Murgia Materana, il Parco apre al territorio: «Le associazioni sono il nostro cuore»


L’Ente Parco invita associazioni, scuole, università, operatori e cittadini a presentare idee e progetti per rendere la Murgia sempre più viva, partecipata e attrattiva

MATERA – Aprire sempre di più il Parco della Murgia Materana alle idee e alle energie del territorio, trasformando associazioni, cittadini, scuole, università e operatori in protagonisti della vita del Parco. È l’obiettivo indicato dall’Ente Parco, che invita le realtà locali a presentare proposte e iniziative capaci di coniugare valorizzazione, conoscenza e tutela.

L’intento è moltiplicare le occasioni per vivere e conoscere il Parco attraverso esperienze diverse: dalla cultura alla formazione, dalla divulgazione scientifica all’escursionismo, fino alle attività dedicate al paesaggio e alle produzioni locali.

«Il Parco ha un patrimonio straordinario, ma sono le persone a renderlo vivo – sottolinea il presidente dell’Ente Parco, Giovanni Mianulli –. Le associazioni rappresentano il suo cuore: conoscono il territorio, custodiscono esperienze e competenze e sono capaci di generare partecipazione. Vogliamo ascoltarle e lavorare insieme».

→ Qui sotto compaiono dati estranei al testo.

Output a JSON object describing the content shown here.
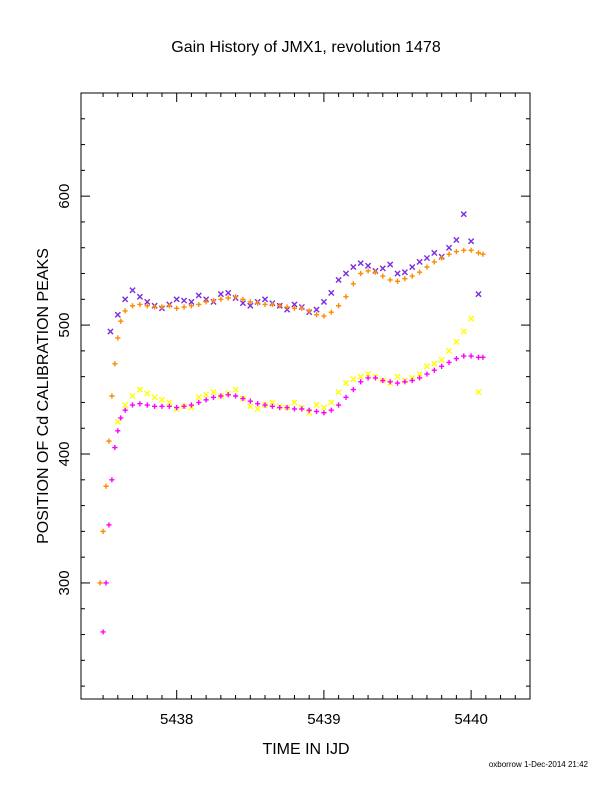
{
  "chart_data": {
    "type": "scatter",
    "title": "Gain History of JMX1, revolution 1478",
    "xlabel": "TIME IN IJD",
    "ylabel": "POSITION OF Cd CALIBRATION PEAKS",
    "xlim": [
      5437.35,
      5440.4
    ],
    "ylim": [
      210,
      680
    ],
    "x_ticks": [
      5438,
      5439,
      5440
    ],
    "y_ticks": [
      300,
      400,
      500,
      600
    ],
    "grid": false,
    "legend": "none",
    "series": [
      {
        "color": "#7a2de0",
        "marker": "x",
        "x": [
          5437.55,
          5437.6,
          5437.65,
          5437.7,
          5437.75,
          5437.8,
          5437.85,
          5437.9,
          5437.95,
          5438.0,
          5438.05,
          5438.1,
          5438.15,
          5438.2,
          5438.25,
          5438.3,
          5438.35,
          5438.4,
          5438.45,
          5438.5,
          5438.55,
          5438.6,
          5438.65,
          5438.7,
          5438.75,
          5438.8,
          5438.85,
          5438.9,
          5438.95,
          5439.0,
          5439.05,
          5439.1,
          5439.15,
          5439.2,
          5439.25,
          5439.3,
          5439.35,
          5439.4,
          5439.45,
          5439.5,
          5439.55,
          5439.6,
          5439.65,
          5439.7,
          5439.75,
          5439.8,
          5439.85,
          5439.9,
          5439.95,
          5440.0,
          5440.05
        ],
        "values": [
          495,
          508,
          520,
          527,
          522,
          518,
          515,
          513,
          516,
          520,
          519,
          518,
          523,
          520,
          518,
          524,
          525,
          521,
          517,
          515,
          518,
          520,
          517,
          515,
          512,
          516,
          514,
          510,
          512,
          518,
          525,
          535,
          540,
          545,
          548,
          546,
          542,
          544,
          547,
          540,
          541,
          545,
          549,
          552,
          556,
          553,
          560,
          566,
          586,
          565,
          524
        ]
      },
      {
        "color": "#ff8c00",
        "marker": "+",
        "x": [
          5437.48,
          5437.5,
          5437.52,
          5437.54,
          5437.56,
          5437.58,
          5437.6,
          5437.62,
          5437.65,
          5437.7,
          5437.75,
          5437.8,
          5437.85,
          5437.9,
          5437.95,
          5438.0,
          5438.05,
          5438.1,
          5438.15,
          5438.2,
          5438.25,
          5438.3,
          5438.35,
          5438.4,
          5438.45,
          5438.5,
          5438.55,
          5438.6,
          5438.65,
          5438.7,
          5438.75,
          5438.8,
          5438.85,
          5438.9,
          5438.95,
          5439.0,
          5439.05,
          5439.1,
          5439.15,
          5439.2,
          5439.25,
          5439.3,
          5439.35,
          5439.4,
          5439.45,
          5439.5,
          5439.55,
          5439.6,
          5439.65,
          5439.7,
          5439.75,
          5439.8,
          5439.85,
          5439.9,
          5439.95,
          5440.0,
          5440.05,
          5440.08
        ],
        "values": [
          300,
          340,
          375,
          410,
          445,
          470,
          490,
          503,
          511,
          515,
          516,
          515,
          514,
          514,
          515,
          513,
          514,
          515,
          516,
          518,
          519,
          520,
          521,
          522,
          520,
          518,
          517,
          516,
          516,
          515,
          514,
          513,
          513,
          511,
          508,
          507,
          510,
          515,
          522,
          532,
          540,
          542,
          541,
          538,
          535,
          534,
          536,
          538,
          541,
          545,
          549,
          552,
          555,
          557,
          558,
          558,
          556,
          555
        ]
      },
      {
        "color": "#ffff00",
        "marker": "x",
        "x": [
          5437.6,
          5437.65,
          5437.7,
          5437.75,
          5437.8,
          5437.85,
          5437.9,
          5437.95,
          5438.0,
          5438.05,
          5438.1,
          5438.15,
          5438.2,
          5438.25,
          5438.3,
          5438.35,
          5438.4,
          5438.45,
          5438.5,
          5438.55,
          5438.6,
          5438.65,
          5438.7,
          5438.75,
          5438.8,
          5438.85,
          5438.9,
          5438.95,
          5439.0,
          5439.05,
          5439.1,
          5439.15,
          5439.2,
          5439.25,
          5439.3,
          5439.35,
          5439.4,
          5439.45,
          5439.5,
          5439.55,
          5439.6,
          5439.65,
          5439.7,
          5439.75,
          5439.8,
          5439.85,
          5439.9,
          5439.95,
          5440.0,
          5440.05
        ],
        "values": [
          425,
          438,
          445,
          450,
          447,
          444,
          442,
          440,
          435,
          437,
          436,
          444,
          446,
          448,
          445,
          447,
          450,
          443,
          437,
          435,
          438,
          440,
          437,
          436,
          440,
          436,
          432,
          438,
          436,
          440,
          448,
          455,
          458,
          460,
          462,
          460,
          457,
          455,
          460,
          457,
          459,
          462,
          468,
          470,
          473,
          480,
          487,
          495,
          505,
          448
        ]
      },
      {
        "color": "#ff00ff",
        "marker": "+",
        "x": [
          5437.5,
          5437.52,
          5437.54,
          5437.56,
          5437.58,
          5437.6,
          5437.62,
          5437.65,
          5437.7,
          5437.75,
          5437.8,
          5437.85,
          5437.9,
          5437.95,
          5438.0,
          5438.05,
          5438.1,
          5438.15,
          5438.2,
          5438.25,
          5438.3,
          5438.35,
          5438.4,
          5438.45,
          5438.5,
          5438.55,
          5438.6,
          5438.65,
          5438.7,
          5438.75,
          5438.8,
          5438.85,
          5438.9,
          5438.95,
          5439.0,
          5439.05,
          5439.1,
          5439.15,
          5439.2,
          5439.25,
          5439.3,
          5439.35,
          5439.4,
          5439.45,
          5439.5,
          5439.55,
          5439.6,
          5439.65,
          5439.7,
          5439.75,
          5439.8,
          5439.85,
          5439.9,
          5439.95,
          5440.0,
          5440.05,
          5440.08
        ],
        "values": [
          262,
          300,
          345,
          380,
          405,
          418,
          428,
          434,
          438,
          439,
          438,
          437,
          437,
          437,
          436,
          437,
          438,
          440,
          442,
          444,
          445,
          446,
          445,
          443,
          441,
          439,
          438,
          437,
          436,
          436,
          435,
          435,
          434,
          433,
          432,
          434,
          438,
          444,
          450,
          456,
          459,
          459,
          457,
          456,
          455,
          456,
          457,
          459,
          462,
          465,
          468,
          471,
          474,
          476,
          476,
          475,
          475
        ]
      }
    ]
  },
  "footer": "oxborrow 1-Dec-2014 21:42"
}
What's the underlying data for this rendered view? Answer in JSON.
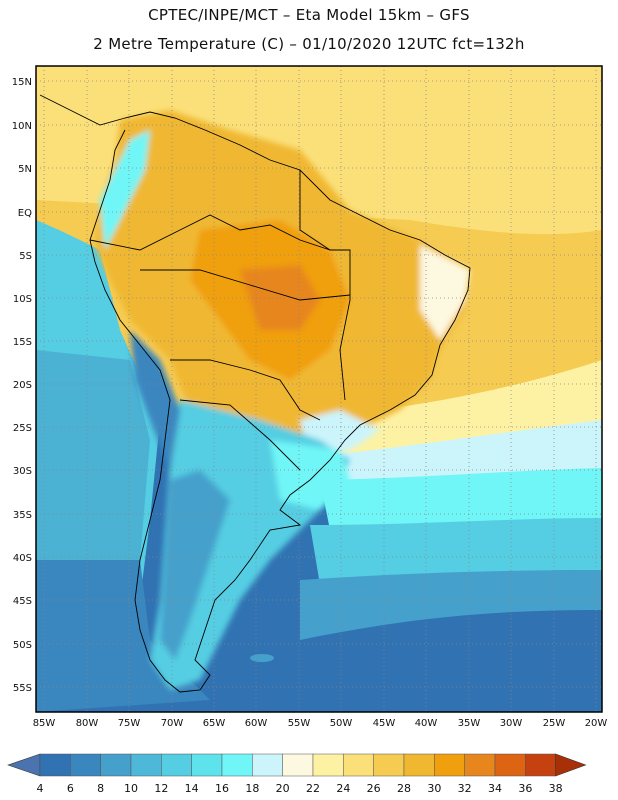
{
  "header": {
    "line1": "CPTEC/INPE/MCT –  Eta Model 15km – GFS",
    "line2": "2 Metre Temperature (C) – 01/10/2020 12UTC fct=132h"
  },
  "map": {
    "lat_labels": [
      "15N",
      "10N",
      "5N",
      "EQ",
      "5S",
      "10S",
      "15S",
      "20S",
      "25S",
      "30S",
      "35S",
      "40S",
      "45S",
      "50S",
      "55S"
    ],
    "lon_labels": [
      "85W",
      "80W",
      "75W",
      "70W",
      "65W",
      "60W",
      "55W",
      "50W",
      "45W",
      "40W",
      "35W",
      "30W",
      "25W",
      "20W"
    ],
    "lat_range": [
      15,
      55
    ],
    "lon_range": [
      85,
      20
    ],
    "grid": "dotted"
  },
  "colorbar": {
    "labels": [
      "4",
      "6",
      "8",
      "10",
      "12",
      "14",
      "16",
      "18",
      "20",
      "22",
      "24",
      "26",
      "28",
      "30",
      "32",
      "34",
      "36",
      "38"
    ],
    "colors": [
      "#4a73b0",
      "#3072b2",
      "#3a86bf",
      "#45a0cc",
      "#4db8d8",
      "#55cde2",
      "#5ee3ec",
      "#70f6f7",
      "#ccf4fb",
      "#fdf8e0",
      "#fdf2a4",
      "#fbe07a",
      "#f5cb52",
      "#f0b830",
      "#f09f0f",
      "#e7861c",
      "#dc6412",
      "#c54110",
      "#a83008"
    ]
  }
}
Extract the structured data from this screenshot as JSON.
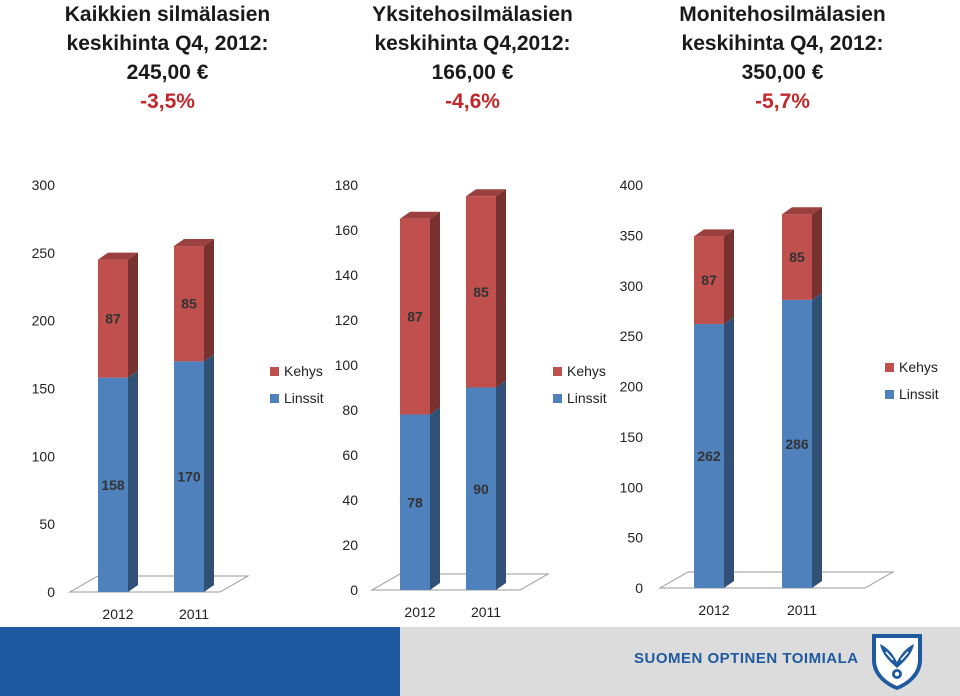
{
  "headings": [
    {
      "title": "Kaikkien silmälasien",
      "period": "keskihinta Q4, 2012:",
      "price": "245,00 €",
      "change": "-3,5%"
    },
    {
      "title": "Yksitehosilmälasien",
      "period": "keskihinta Q4,2012:",
      "price": "166,00 €",
      "change": "-4,6%"
    },
    {
      "title": "Monitehosilmälasien",
      "period": "keskihinta Q4, 2012:",
      "price": "350,00 €",
      "change": "-5,7%"
    }
  ],
  "footer": {
    "brand": "SUOMEN OPTINEN TOIMIALA"
  },
  "colors": {
    "linssit": "#4f81bd",
    "kehys": "#c0504d",
    "change": "#c0282c",
    "footer_blue": "#1f5aa0",
    "footer_grey": "#dcdcdc"
  },
  "chart_data": [
    {
      "type": "bar",
      "stacked": true,
      "three_d": true,
      "categories": [
        "2012",
        "2011"
      ],
      "series": [
        {
          "name": "Linssit",
          "values": [
            158,
            170
          ]
        },
        {
          "name": "Kehys",
          "values": [
            87,
            85
          ]
        }
      ],
      "ylim": [
        0,
        300
      ],
      "yticks": [
        0,
        50,
        100,
        150,
        200,
        250,
        300
      ],
      "legend": "right"
    },
    {
      "type": "bar",
      "stacked": true,
      "three_d": true,
      "categories": [
        "2012",
        "2011"
      ],
      "series": [
        {
          "name": "Linssit",
          "values": [
            78,
            90
          ]
        },
        {
          "name": "Kehys",
          "values": [
            87,
            85
          ]
        }
      ],
      "ylim": [
        0,
        180
      ],
      "yticks": [
        0,
        20,
        40,
        60,
        80,
        100,
        120,
        140,
        160,
        180
      ],
      "legend": "right"
    },
    {
      "type": "bar",
      "stacked": true,
      "three_d": true,
      "categories": [
        "2012",
        "2011"
      ],
      "series": [
        {
          "name": "Linssit",
          "values": [
            262,
            286
          ]
        },
        {
          "name": "Kehys",
          "values": [
            87,
            85
          ]
        }
      ],
      "ylim": [
        0,
        400
      ],
      "yticks": [
        0,
        50,
        100,
        150,
        200,
        250,
        300,
        350,
        400
      ],
      "legend": "right"
    }
  ]
}
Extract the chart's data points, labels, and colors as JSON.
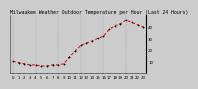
{
  "title": "Milwaukee Weather Outdoor Temperature per Hour (Last 24 Hours)",
  "x_values": [
    0,
    1,
    2,
    3,
    4,
    5,
    6,
    7,
    8,
    9,
    10,
    11,
    12,
    13,
    14,
    15,
    16,
    17,
    18,
    19,
    20,
    21,
    22,
    23
  ],
  "y_values": [
    10,
    9,
    8,
    7,
    7,
    6,
    6,
    7,
    7,
    8,
    14,
    19,
    24,
    26,
    28,
    30,
    32,
    38,
    41,
    43,
    46,
    44,
    42,
    40
  ],
  "line_color": "#dd0000",
  "marker_color": "#000000",
  "bg_color": "#cccccc",
  "plot_bg": "#cccccc",
  "grid_color": "#888888",
  "title_color": "#000000",
  "title_fontsize": 3.5,
  "tick_fontsize": 2.8,
  "ylim": [
    0,
    50
  ],
  "ytick_values": [
    10,
    20,
    30,
    40
  ],
  "xtick_step": 1,
  "vgrid_positions": [
    0,
    4,
    8,
    12,
    16,
    20
  ]
}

Una filosofia che ha già trovato applicazione in diverse iniziative. L’11 agosto il Centro Visite Jazzo Gattini ha ospitato una serata di osservazione astronomica promossa dalla Pro Loco Città di Matera, con il contributo scientifico del professor Francesco Vespe. Sul fronte della formazione, l’Ente ha inoltre sottoscritto con l’Università degli Studi della Basilicata una convenzione per il Master universitario in Guide Turistiche Ambientalistiche/Escursionistiche.

Tra i progetti figura anche “Murgia Viva 2026”, percorso dedicato all’educazione ambientale e alla divulgazione scientifica, con l’obiettivo di rafforzare la rete tra istituzioni, scuole, giovani, associazioni e operatori.

La partecipazione dovrà comunque procedere di pari passo con la tutela del patrimonio naturale, paesaggistico, archeologico e culturale. A settembre è previsto, inoltre, l’appuntamento con “La frontiera” della compagnia Muta Imago, nell’ambito della XVIII edizione del Città delle 100 Scale Festival. La passeggiata-performance si svilupperà tra Jazzo Gattini e il Belvedere di Murgia Timone, nel rispetto delle prescrizioni previste per la sicurezza, la protezione degli habitat e la salvaguardia delle testimonianze rupestri.

L’Ente sta lavorando anche a nuove progettualità, tra cui “Gelato sulla Murgia”, esperienza al tramonto che unirà trekking, paesaggio e prodotti locali, e al rilancio delle attività dedicate alla conoscenza e alla tutela dei rapaci simbolo della Murgia, valorizzando l’eredità scientifica del progetto LIFE Rapaci Lucani.

«Tutela e partecipazione non sono due strade alternative – conclude Mianulli –. Vogliamo proteggere il Parco e, allo stesso tempo, creare un legame sempre più forte tra la Murgia e la sua comunità». Da qui l'invito rivolto ad associazioni, scuole, realtà culturali, operatori e cittadini a presentare idee, proposte e progetti.